There is one further small point that comes to my mind.

If we are talking about a first-order theory with domain of discourse as ##\mathbb{N}## then we can write the statement of "induction" exactly as you wrote:
## P(0) \land \forall n ( P(n) \rightarrow P(n+1) ) \rightarrow \forall n [ P(n) ] ##

But if we are, say, talking about a first-order theory (say with single-sort) with domain of discourse that is bigger than ##\mathbb{N}##, then we would have to explicitly write [i.e. if we are being more precise]:
## P(0) \land \forall n \in \mathbb{N} \, ( P(n) \rightarrow P(n+1) ) \rightarrow \forall n \in \mathbb{N} \, [ P(n) ] ##

mfb and CGandC
CGandC
It seems that you are making it more complicated than it is. I think the basic point is that ##Q \rightarrow W## can be seen as "truth" of predicate logic so to speak. When we are doing proof by induction, our reasoning is of this kind:
1-- We have proven ##Q## to be true
2-- ##Q \rightarrow W## is known to be true

3-- Therefore ##W## is true.

Now it makes sense, Thanks.
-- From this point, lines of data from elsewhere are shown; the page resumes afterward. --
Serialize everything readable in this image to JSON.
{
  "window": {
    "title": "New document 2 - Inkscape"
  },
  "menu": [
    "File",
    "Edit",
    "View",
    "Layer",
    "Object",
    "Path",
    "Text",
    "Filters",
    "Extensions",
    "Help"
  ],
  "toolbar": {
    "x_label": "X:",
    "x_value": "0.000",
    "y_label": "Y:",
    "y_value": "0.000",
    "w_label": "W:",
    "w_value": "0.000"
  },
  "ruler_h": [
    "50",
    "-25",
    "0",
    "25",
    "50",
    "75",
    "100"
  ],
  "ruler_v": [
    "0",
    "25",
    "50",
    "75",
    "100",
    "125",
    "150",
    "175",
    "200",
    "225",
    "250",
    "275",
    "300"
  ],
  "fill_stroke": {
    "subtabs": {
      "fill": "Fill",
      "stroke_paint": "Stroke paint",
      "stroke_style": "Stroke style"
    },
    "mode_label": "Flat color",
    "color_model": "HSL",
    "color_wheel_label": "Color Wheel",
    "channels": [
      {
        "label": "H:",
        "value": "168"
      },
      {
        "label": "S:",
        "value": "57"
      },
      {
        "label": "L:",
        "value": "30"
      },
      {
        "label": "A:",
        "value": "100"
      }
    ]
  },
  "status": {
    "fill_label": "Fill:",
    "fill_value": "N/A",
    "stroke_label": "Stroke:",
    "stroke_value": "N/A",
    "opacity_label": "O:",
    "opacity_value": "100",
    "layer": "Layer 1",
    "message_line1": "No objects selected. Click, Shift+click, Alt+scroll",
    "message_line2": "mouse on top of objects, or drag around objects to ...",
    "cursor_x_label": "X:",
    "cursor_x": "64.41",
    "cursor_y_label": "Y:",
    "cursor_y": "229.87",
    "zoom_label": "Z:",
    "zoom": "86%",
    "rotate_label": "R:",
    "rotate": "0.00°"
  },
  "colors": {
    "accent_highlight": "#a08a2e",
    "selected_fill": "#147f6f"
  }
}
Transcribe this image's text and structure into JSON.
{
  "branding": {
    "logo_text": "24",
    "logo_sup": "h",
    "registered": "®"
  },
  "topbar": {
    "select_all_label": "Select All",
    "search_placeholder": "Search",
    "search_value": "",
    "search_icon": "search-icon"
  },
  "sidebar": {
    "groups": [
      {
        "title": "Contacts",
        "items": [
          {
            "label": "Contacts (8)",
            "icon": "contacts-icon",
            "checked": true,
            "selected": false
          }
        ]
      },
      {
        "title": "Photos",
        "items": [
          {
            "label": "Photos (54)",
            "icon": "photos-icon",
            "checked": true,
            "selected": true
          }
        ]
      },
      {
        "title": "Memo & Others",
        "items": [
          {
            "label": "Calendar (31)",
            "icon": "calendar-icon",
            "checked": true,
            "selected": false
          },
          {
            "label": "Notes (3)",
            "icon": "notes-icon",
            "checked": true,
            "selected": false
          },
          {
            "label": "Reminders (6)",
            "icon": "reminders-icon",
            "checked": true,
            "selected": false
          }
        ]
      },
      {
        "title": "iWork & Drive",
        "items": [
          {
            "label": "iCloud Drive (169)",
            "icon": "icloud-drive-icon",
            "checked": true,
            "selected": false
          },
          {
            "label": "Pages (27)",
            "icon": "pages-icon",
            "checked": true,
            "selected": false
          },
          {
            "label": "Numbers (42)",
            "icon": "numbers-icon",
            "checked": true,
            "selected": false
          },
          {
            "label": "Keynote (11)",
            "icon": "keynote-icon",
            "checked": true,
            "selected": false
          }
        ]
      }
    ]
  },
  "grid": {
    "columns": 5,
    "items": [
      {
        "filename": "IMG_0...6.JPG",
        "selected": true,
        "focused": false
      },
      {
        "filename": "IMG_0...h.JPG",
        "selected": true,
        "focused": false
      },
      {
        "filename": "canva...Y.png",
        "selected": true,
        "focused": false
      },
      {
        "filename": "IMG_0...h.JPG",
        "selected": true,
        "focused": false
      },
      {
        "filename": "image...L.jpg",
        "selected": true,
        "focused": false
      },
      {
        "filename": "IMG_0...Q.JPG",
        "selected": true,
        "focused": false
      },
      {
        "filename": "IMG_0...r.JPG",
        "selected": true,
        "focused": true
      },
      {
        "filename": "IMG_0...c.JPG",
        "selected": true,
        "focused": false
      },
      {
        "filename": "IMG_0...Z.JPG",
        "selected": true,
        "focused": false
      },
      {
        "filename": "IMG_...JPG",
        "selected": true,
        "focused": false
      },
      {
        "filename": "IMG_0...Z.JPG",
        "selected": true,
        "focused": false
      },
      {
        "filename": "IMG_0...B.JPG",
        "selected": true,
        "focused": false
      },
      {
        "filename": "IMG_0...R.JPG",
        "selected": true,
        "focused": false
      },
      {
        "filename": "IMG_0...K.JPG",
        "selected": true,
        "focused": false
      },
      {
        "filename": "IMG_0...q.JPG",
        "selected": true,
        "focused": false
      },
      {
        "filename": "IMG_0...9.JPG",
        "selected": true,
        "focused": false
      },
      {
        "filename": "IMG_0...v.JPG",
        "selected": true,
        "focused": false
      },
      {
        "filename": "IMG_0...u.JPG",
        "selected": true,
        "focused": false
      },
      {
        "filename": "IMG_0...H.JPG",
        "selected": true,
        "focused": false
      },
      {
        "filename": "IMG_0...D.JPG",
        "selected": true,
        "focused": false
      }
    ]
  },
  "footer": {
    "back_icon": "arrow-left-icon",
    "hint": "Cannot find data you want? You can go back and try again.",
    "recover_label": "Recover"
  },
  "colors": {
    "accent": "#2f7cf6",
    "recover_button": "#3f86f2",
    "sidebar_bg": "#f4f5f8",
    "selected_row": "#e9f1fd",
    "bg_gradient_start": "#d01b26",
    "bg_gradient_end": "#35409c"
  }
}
I couldn't have thought that the above 3 statements are interwoven one after another so as to use modus ponens.

Gold Member
With induction, you prove both parts of the conjunction in the antecedent. ##P(0)## is the base step that you prove and ##\forall n(P(n)\rightarrow P(n+1))## is the inductive step that you prove. The statement:
$$[P(0)\wedge \forall n(P(n)\rightarrow P(n+1))]\rightarrow \forall nP(n)$$
is an axiom: the axiom of induction (of which there is one for each predicate). When you prove the base step and the inductive step, the axiom of induction let's you conclude ##\forall nP(n)## by modus ponens.

SSequence
The statement:
$$[P(0)\wedge \forall n(P(n)\rightarrow P(n+1))]\rightarrow \forall nP(n)$$
is an axiom: the axiom of induction (of which there is one for each predicate). When you prove the base step and the inductive step, the axiom of induction let's you conclude ##\forall nP(n)## by modus ponens.
Essentially, you are right. We can always add a statement like:
## P(0) \land \forall n \in \mathbb{N} \, ( P(n) \rightarrow P(n+1) ) \rightarrow \forall n \in \mathbb{N} \, [ P(n) ] ##
as an axiom if we want to.

Though in many number of cases (e.g. in set theory) it would be a theorem [that follows from axioms (or axiom schemas I suppose?) and rules of deduction].

But anyway, I don't think this distinction makes a difference in applying it in actual math. The point being that its truth is what matters.